The New York-based bank said it earned US$3.39 per share, easily surpassing analysts’ forecasts for profit of US$1.64 per share. This compares with earnings of US$1.47 billion, or US$3.23 per share, in the quarter ended Feb. 29 of last year.
Goldman’s news, released a day earlier than anticipated, came days after another top-performing bank, Wells Fargo & Co, said it expected to report record first-quarter earnings of US$3 billion, well above Wall Street’s estimates. Investors showed some caution after Goldman’s announcement, which followed the close of regular trading on Wall Street. Goldman shares initially rose in response to its report but then slipped 1.5 percent.
Goldman said profit was bolstered by strong revenue growth in its fixed income and currency businesses. The Treasury market and the dollar were beneficiaries of investor uncertainty during the first two months of the year; last month, the stock market began a five-week rally that lifted the major indexes off 12-year lows.

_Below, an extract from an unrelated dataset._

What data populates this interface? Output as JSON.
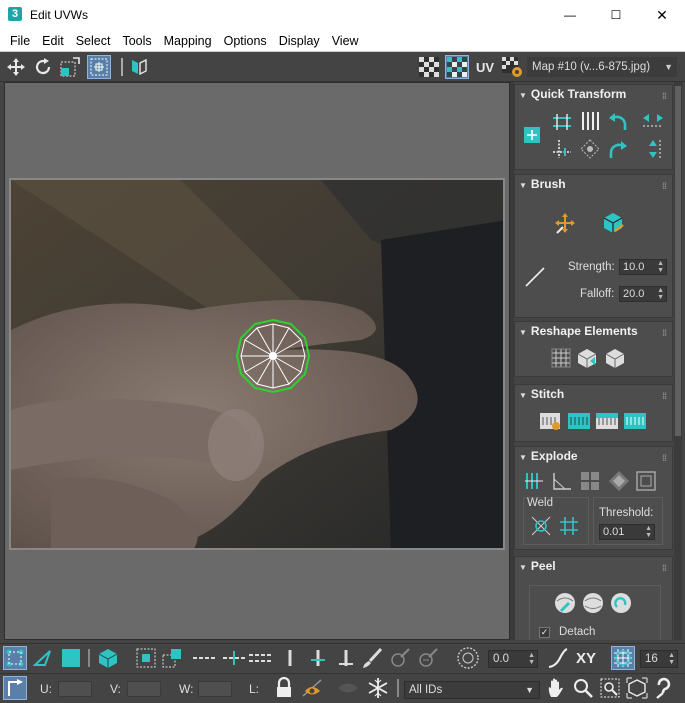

Results improved significantly over the fourth quarter, when Goldman reported its first quarterly loss since becoming a public company in 1999. Hurt by the plunging value of its investments, especially at its principal trading desk, the firm lost US$2.29 billion during that period.
When Goldman became a bank holding company last fall amid the mushrooming credit crisis, it switched its reporting cycle so its fiscal quarters were in line with calendar quarters beginning Jan. 1. To adjust its reporting schedule, Goldman began fiscal 2009 on Jan. 1 instead of Dec. 1 of last year. The bank said for the month of December, which fell between the change in reporting cycles, it lost US$1 billion, or US$2.15 per share.
Goldman’s first-quarter performance put it in a strong enough position to plan the public stock offering of US$5 billion which it said would be used, with additional resources, to pay back its government debt. Goldman received US$10 billion in government funds during the downturn last fall as part of the US Treasury Department’s program to invest directly in hundreds of banks and try and help alleviate the nearly frozen credit markets.
Goldman executives have said for months that the company wanted to repay bailout funds this year. Many banks have chafed under restrictions, including limits on executive compensation, imposed by the government as it dispensed the bailout money. The banks have also come under sharp criticism from lawmakers and the public for a variety of business practices.
Its earnings improvement lends support to what bank CEOs have been saying in recent weeks: That business conditions have started to stabilize.